而她刚才说的是“靖哥哥觉得他不错,就提拔了”。
两个说法对不上。发布页地址(ww*W.4v4*v4v.us)
这个错误小到几乎可以忽略不计,但在黄药师面前,没有任何错误是可以忽略的。
“是我提议的,靖哥哥同意的。”黄蓉立刻修正了说法,语气里带着一丝嗔怪,“爹,你这是在审犯人吗?一个副管事而已,谁提拔的有什么区别?”
“没什么区别。^新^.^地^.^址 wWwLtXSFb…℃〇M”黄药师的嘴角微微勾了一下,像是被女儿的嗔怪逗乐了,但那双眼睛里的锋利丝毫没有减弱,“我就是随便问问。一个孤儿,逃难到襄阳,不到一个月就从杂役升到副管事。这个速度,说明他要么真的很能干,要么就是讨人喜欢。”

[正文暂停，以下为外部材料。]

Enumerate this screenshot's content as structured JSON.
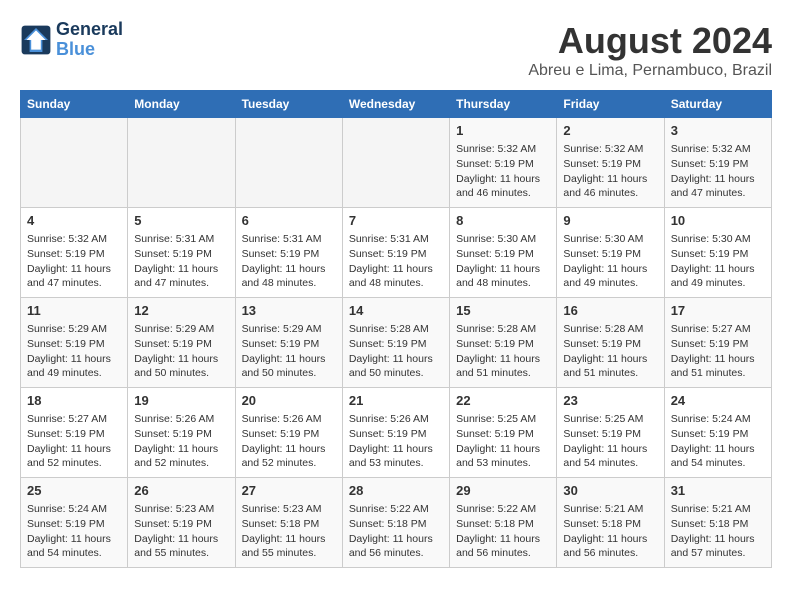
{
  "header": {
    "logo_line1": "General",
    "logo_line2": "Blue",
    "month_title": "August 2024",
    "location": "Abreu e Lima, Pernambuco, Brazil"
  },
  "days_of_week": [
    "Sunday",
    "Monday",
    "Tuesday",
    "Wednesday",
    "Thursday",
    "Friday",
    "Saturday"
  ],
  "weeks": [
    [
      {
        "day": "",
        "info": ""
      },
      {
        "day": "",
        "info": ""
      },
      {
        "day": "",
        "info": ""
      },
      {
        "day": "",
        "info": ""
      },
      {
        "day": "1",
        "info": "Sunrise: 5:32 AM\nSunset: 5:19 PM\nDaylight: 11 hours\nand 46 minutes."
      },
      {
        "day": "2",
        "info": "Sunrise: 5:32 AM\nSunset: 5:19 PM\nDaylight: 11 hours\nand 46 minutes."
      },
      {
        "day": "3",
        "info": "Sunrise: 5:32 AM\nSunset: 5:19 PM\nDaylight: 11 hours\nand 47 minutes."
      }
    ],
    [
      {
        "day": "4",
        "info": "Sunrise: 5:32 AM\nSunset: 5:19 PM\nDaylight: 11 hours\nand 47 minutes."
      },
      {
        "day": "5",
        "info": "Sunrise: 5:31 AM\nSunset: 5:19 PM\nDaylight: 11 hours\nand 47 minutes."
      },
      {
        "day": "6",
        "info": "Sunrise: 5:31 AM\nSunset: 5:19 PM\nDaylight: 11 hours\nand 48 minutes."
      },
      {
        "day": "7",
        "info": "Sunrise: 5:31 AM\nSunset: 5:19 PM\nDaylight: 11 hours\nand 48 minutes."
      },
      {
        "day": "8",
        "info": "Sunrise: 5:30 AM\nSunset: 5:19 PM\nDaylight: 11 hours\nand 48 minutes."
      },
      {
        "day": "9",
        "info": "Sunrise: 5:30 AM\nSunset: 5:19 PM\nDaylight: 11 hours\nand 49 minutes."
      },
      {
        "day": "10",
        "info": "Sunrise: 5:30 AM\nSunset: 5:19 PM\nDaylight: 11 hours\nand 49 minutes."
      }
    ],
    [
      {
        "day": "11",
        "info": "Sunrise: 5:29 AM\nSunset: 5:19 PM\nDaylight: 11 hours\nand 49 minutes."
      },
      {
        "day": "12",
        "info": "Sunrise: 5:29 AM\nSunset: 5:19 PM\nDaylight: 11 hours\nand 50 minutes."
      },
      {
        "day": "13",
        "info": "Sunrise: 5:29 AM\nSunset: 5:19 PM\nDaylight: 11 hours\nand 50 minutes."
      },
      {
        "day": "14",
        "info": "Sunrise: 5:28 AM\nSunset: 5:19 PM\nDaylight: 11 hours\nand 50 minutes."
      },
      {
        "day": "15",
        "info": "Sunrise: 5:28 AM\nSunset: 5:19 PM\nDaylight: 11 hours\nand 51 minutes."
      },
      {
        "day": "16",
        "info": "Sunrise: 5:28 AM\nSunset: 5:19 PM\nDaylight: 11 hours\nand 51 minutes."
      },
      {
        "day": "17",
        "info": "Sunrise: 5:27 AM\nSunset: 5:19 PM\nDaylight: 11 hours\nand 51 minutes."
      }
    ],
    [
      {
        "day": "18",
        "info": "Sunrise: 5:27 AM\nSunset: 5:19 PM\nDaylight: 11 hours\nand 52 minutes."
      },
      {
        "day": "19",
        "info": "Sunrise: 5:26 AM\nSunset: 5:19 PM\nDaylight: 11 hours\nand 52 minutes."
      },
      {
        "day": "20",
        "info": "Sunrise: 5:26 AM\nSunset: 5:19 PM\nDaylight: 11 hours\nand 52 minutes."
      },
      {
        "day": "21",
        "info": "Sunrise: 5:26 AM\nSunset: 5:19 PM\nDaylight: 11 hours\nand 53 minutes."
      },
      {
        "day": "22",
        "info": "Sunrise: 5:25 AM\nSunset: 5:19 PM\nDaylight: 11 hours\nand 53 minutes."
      },
      {
        "day": "23",
        "info": "Sunrise: 5:25 AM\nSunset: 5:19 PM\nDaylight: 11 hours\nand 54 minutes."
      },
      {
        "day": "24",
        "info": "Sunrise: 5:24 AM\nSunset: 5:19 PM\nDaylight: 11 hours\nand 54 minutes."
      }
    ],
    [
      {
        "day": "25",
        "info": "Sunrise: 5:24 AM\nSunset: 5:19 PM\nDaylight: 11 hours\nand 54 minutes."
      },
      {
        "day": "26",
        "info": "Sunrise: 5:23 AM\nSunset: 5:19 PM\nDaylight: 11 hours\nand 55 minutes."
      },
      {
        "day": "27",
        "info": "Sunrise: 5:23 AM\nSunset: 5:18 PM\nDaylight: 11 hours\nand 55 minutes."
      },
      {
        "day": "28",
        "info": "Sunrise: 5:22 AM\nSunset: 5:18 PM\nDaylight: 11 hours\nand 56 minutes."
      },
      {
        "day": "29",
        "info": "Sunrise: 5:22 AM\nSunset: 5:18 PM\nDaylight: 11 hours\nand 56 minutes."
      },
      {
        "day": "30",
        "info": "Sunrise: 5:21 AM\nSunset: 5:18 PM\nDaylight: 11 hours\nand 56 minutes."
      },
      {
        "day": "31",
        "info": "Sunrise: 5:21 AM\nSunset: 5:18 PM\nDaylight: 11 hours\nand 57 minutes."
      }
    ]
  ]
}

“两者都有。”黄蓉说,“他做事仔细,嘴也甜,府里的丫鬟和管事都挺喜欢他的。”
“嘴甜。”黄药师重复了这两个字,语气里多了一丝玩味,“蓉儿,你从小就不喜欢嘴甜的人。你说过‘嘴甜的人心里苦,心里苦的人靠不住’。怎么现在反倒欣赏起嘴甜的人来了?”
黄蓉在心里暗骂了一声。
她父亲的记忆力简直恐怖。那句话是她十五岁的时候说的,距今已经二十四年了。黄药师居然还记得一字不差。

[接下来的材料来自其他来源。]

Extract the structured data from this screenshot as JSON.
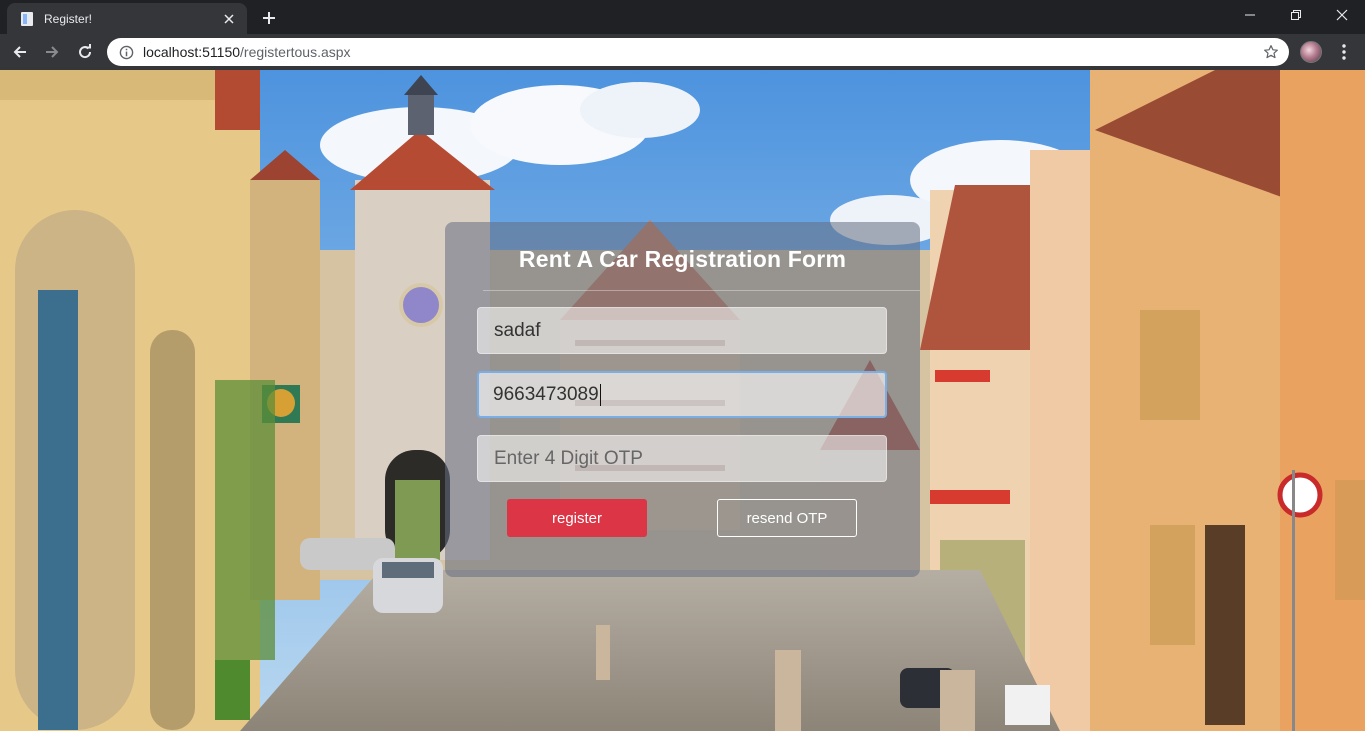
{
  "browser": {
    "tab_title": "Register!",
    "url_host": "localhost:51150",
    "url_path": "/registertous.aspx"
  },
  "form": {
    "title": "Rent A Car Registration Form",
    "name_value": "sadaf",
    "phone_value": "9663473089",
    "otp_placeholder": "Enter 4 Digit OTP",
    "register_label": "register",
    "resend_label": "resend OTP"
  },
  "colors": {
    "register_button": "#dc3545",
    "focus_border": "#7aaee6",
    "chrome_dark": "#202124",
    "chrome_toolbar": "#35363a"
  }
}
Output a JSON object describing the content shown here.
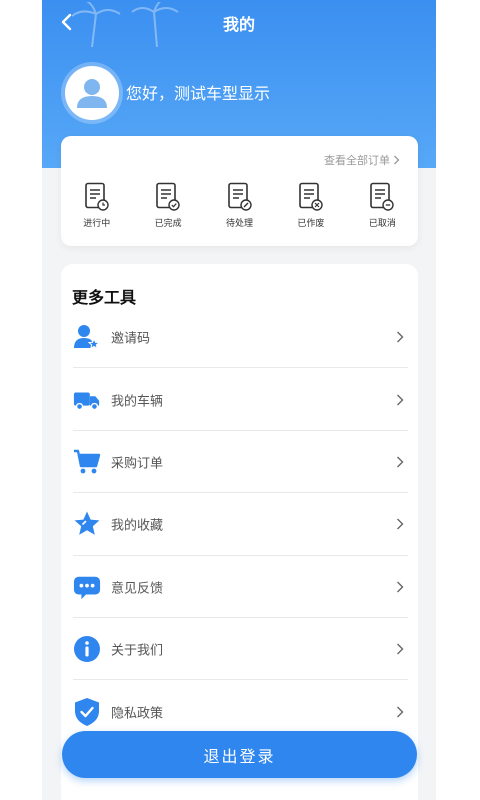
{
  "header": {
    "title": "我的",
    "greeting": "您好，测试车型显示"
  },
  "orders": {
    "view_all": "查看全部订单",
    "items": [
      {
        "label": "进行中",
        "icon": "doc-progress-icon"
      },
      {
        "label": "已完成",
        "icon": "doc-check-icon"
      },
      {
        "label": "待处理",
        "icon": "doc-pending-icon"
      },
      {
        "label": "已作废",
        "icon": "doc-void-icon"
      },
      {
        "label": "已取消",
        "icon": "doc-cancel-icon"
      }
    ]
  },
  "tools": {
    "title": "更多工具",
    "items": [
      {
        "label": "邀请码",
        "icon": "user-star-icon"
      },
      {
        "label": "我的车辆",
        "icon": "truck-icon"
      },
      {
        "label": "采购订单",
        "icon": "cart-icon"
      },
      {
        "label": "我的收藏",
        "icon": "star-icon"
      },
      {
        "label": "意见反馈",
        "icon": "chat-icon"
      },
      {
        "label": "关于我们",
        "icon": "info-icon"
      },
      {
        "label": "隐私政策",
        "icon": "shield-check-icon"
      }
    ]
  },
  "logout_label": "退出登录",
  "colors": {
    "brand": "#2f86ee",
    "header_top": "#3b8ff0",
    "header_bottom": "#57a8f7"
  }
}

“爹,我那时候才十五岁,说的都是小孩子话。”黄蓉笑着摇了摇头,“人总会变的。守了十年襄阳,我现在的标准只有一个:能干活的就是好人。管他嘴甜嘴苦,把事情办好就行。”
“倒也是。”黄药师点了点头,似乎接受了这个解释。
他又喝了一口茶。
书房里再次安静了下来。
窗外传来帅府后院的嘈杂声,有人在搬运伤药,有人在修补城墙上拆下来的破损盾牌。
阳光的角度移了一寸,照在黄药师的侧脸上,映出他面容上极浅极细的纹路。
黄蓉端起自己面前的茶杯,喝了一口。茶水入口,微苦回甘。她借喝茶的动作掩饰了一下自己微微发紧的喉头。
两轮试探都化解了。但她知道,父亲还没有结束。
黄药师今天的状态和往常不太一样。
往常他来襄阳,虽然也会观察女儿的状况,但更多的时候是在批评帅府的布局、嫌弃郭靖的木讷、或者跟杨过讨论武学。
但今天他的注意力异常集中,所有的话题都在围绕着一个核心打转。
那个核心就是她。
“蓉儿。”黄药师的声音再次响起。
“嗯?”
“你还记不记得,你小时候在桃花岛,每次做了错事被我发现,你都会用什么办法糊弄我?”
黄蓉愣了一下,然后笑了出来。『发布邮箱 ltxsbǎ @ gmail.cOM』这一次的笑是真实的,因为这个话题勾起了她真正的回忆。
“记得。”她说,“我会先承认一个小错,然后把大错藏在小错后面。你忙着罚我的小错,就忘了追究大错。”
“对。”黄药师也笑了,但那笑容很快就收了,“你七岁的时候偷吃了我炼药用的灵芝,怕我发现,就先跑来跟我说‘爹,我不小心打碎了你的茶杯’。我罚你抄了一遍《黄帝内经》,你乖乖抄了,乖得我都觉得不对劲。后来我去药房一看,灵芝少了一株。”
“那次我确实被你打了屁股。”黄蓉的语气里带着一丝怀念的委屈。